When Republican and Republican-leaning respondents in a new ABC/
Washington Post poll were asked, "How much do you feel you can rely on [candidate x] to say what he really believes—a great deal, a good amount, just some, or hardly at all?"—just a smidge over half
agreed that Mitt Romney and Newt Gingrich
can be relied on. Chris Cillizza and Aaron Blake chalk that up to an invention from the 2008 election cycle, "the authenticity gap."
In case you're wondering, that is known as a euphemism. One duty assigned to a euphemism is softening or obscuring meanings about someone who cannot be relied upon to say what s/he really believes. We already had a perfectly good euphemism in this case, the "credibiility gap." That one was invented 46 years ago to describe Lyndon Baines Johnson's public statements regarding what he was doing in Vietnam. Sen. William J. Fulbright, who became an outspoken critic of the escalating war in Southeast Asia, can be credited for making "credibility gap" go viral.
What are we really talking about here? These guys lie through their teeth. Do that often enough, get caught at it enough times, and at least some people on your side of the political spectrum will begin to doubt the truth of anything that comes out of your mouth. It's called trust. And nearly half the people expected to vote for the two candidates most likely to win the Republican presidential nomination don't trust them.

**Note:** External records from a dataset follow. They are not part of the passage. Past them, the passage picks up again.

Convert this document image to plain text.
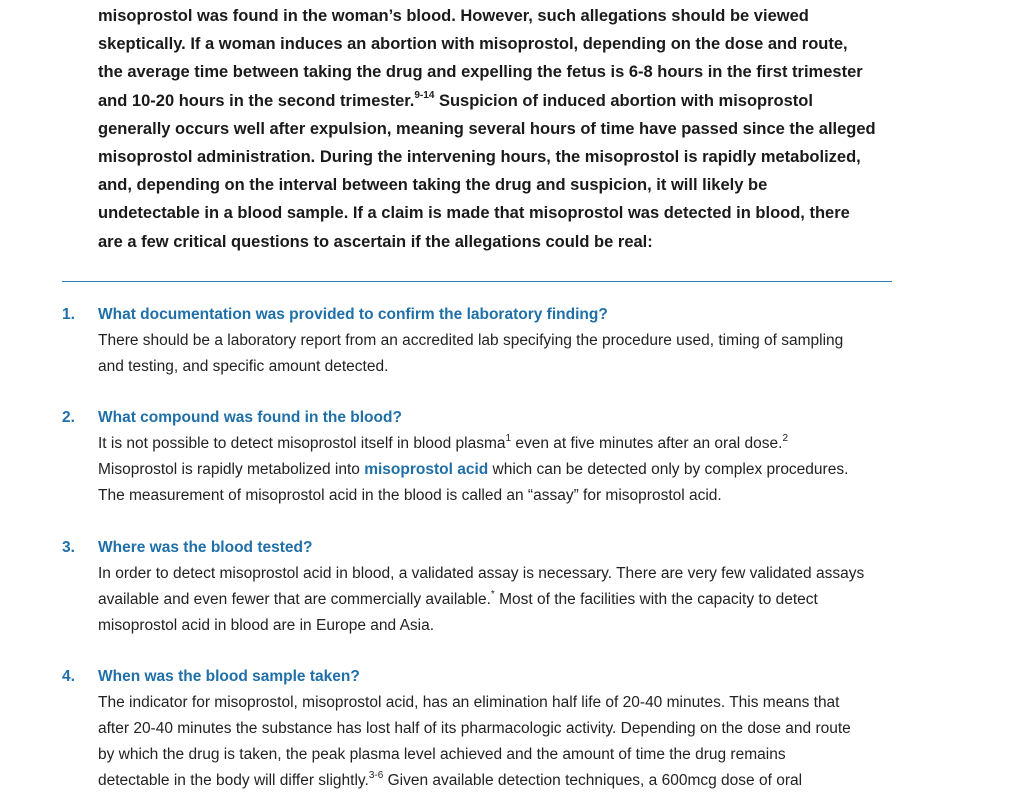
misoprostol was found in the woman’s blood. However, such allegations should be viewed
skeptically. If a woman induces an abortion with misoprostol, depending on the dose and route,
the average time between taking the drug and expelling the fetus is 6-8 hours in the first trimester
and 10-20 hours in the second trimester.$^{9-14}$ Suspicion of induced abortion with misoprostol
generally occurs well after expulsion, meaning several hours of time have passed since the alleged
misoprostol administration. During the intervening hours, the misoprostol is rapidly metabolized,
and, depending on the interval between taking the drug and suspicion, it will likely be
undetectable in a blood sample. If a claim is made that misoprostol was detected in blood, there
are a few critical questions to ascertain if the allegations could be real:
1. What documentation was provided to confirm the laboratory finding?
There should be a laboratory report from an accredited lab specifying the procedure used, timing of sampling
and testing, and specific amount detected.
2. What compound was found in the blood?
It is not possible to detect misoprostol itself in blood plasma$^1$ even at five minutes after an oral dose.$^2$
Misoprostol is rapidly metabolized into misoprostol acid which can be detected only by complex procedures.
The measurement of misoprostol acid in the blood is called an “assay” for misoprostol acid.
3. Where was the blood tested?
In order to detect misoprostol acid in blood, a validated assay is necessary. There are very few validated assays
available and even fewer that are commercially available.* Most of the facilities with the capacity to detect
misoprostol acid in blood are in Europe and Asia.
4. When was the blood sample taken?
The indicator for misoprostol, misoprostol acid, has an elimination half life of 20-40 minutes. This means that
after 20-40 minutes the substance has lost half of its pharmacologic activity. Depending on the dose and route
by which the drug is taken, the peak plasma level achieved and the amount of time the drug remains
detectable in the body will differ slightly.$^{3-6}$ Given available detection techniques, a 600mcg dose of oral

More respondents in the poll, two-thirds, give a higher mark to a candidate who doesn't have a chance of getting the nomination: Ron Paul. He, they say, can be relied on to say what he means. Saying what you mean clearly and consistently can, of course, get you into trouble at the ballot box. For Romney and Gingrich and way too many other politicians, risking a credibility or authenticity gap appears safer than telling the truth. Such is the state of the nation.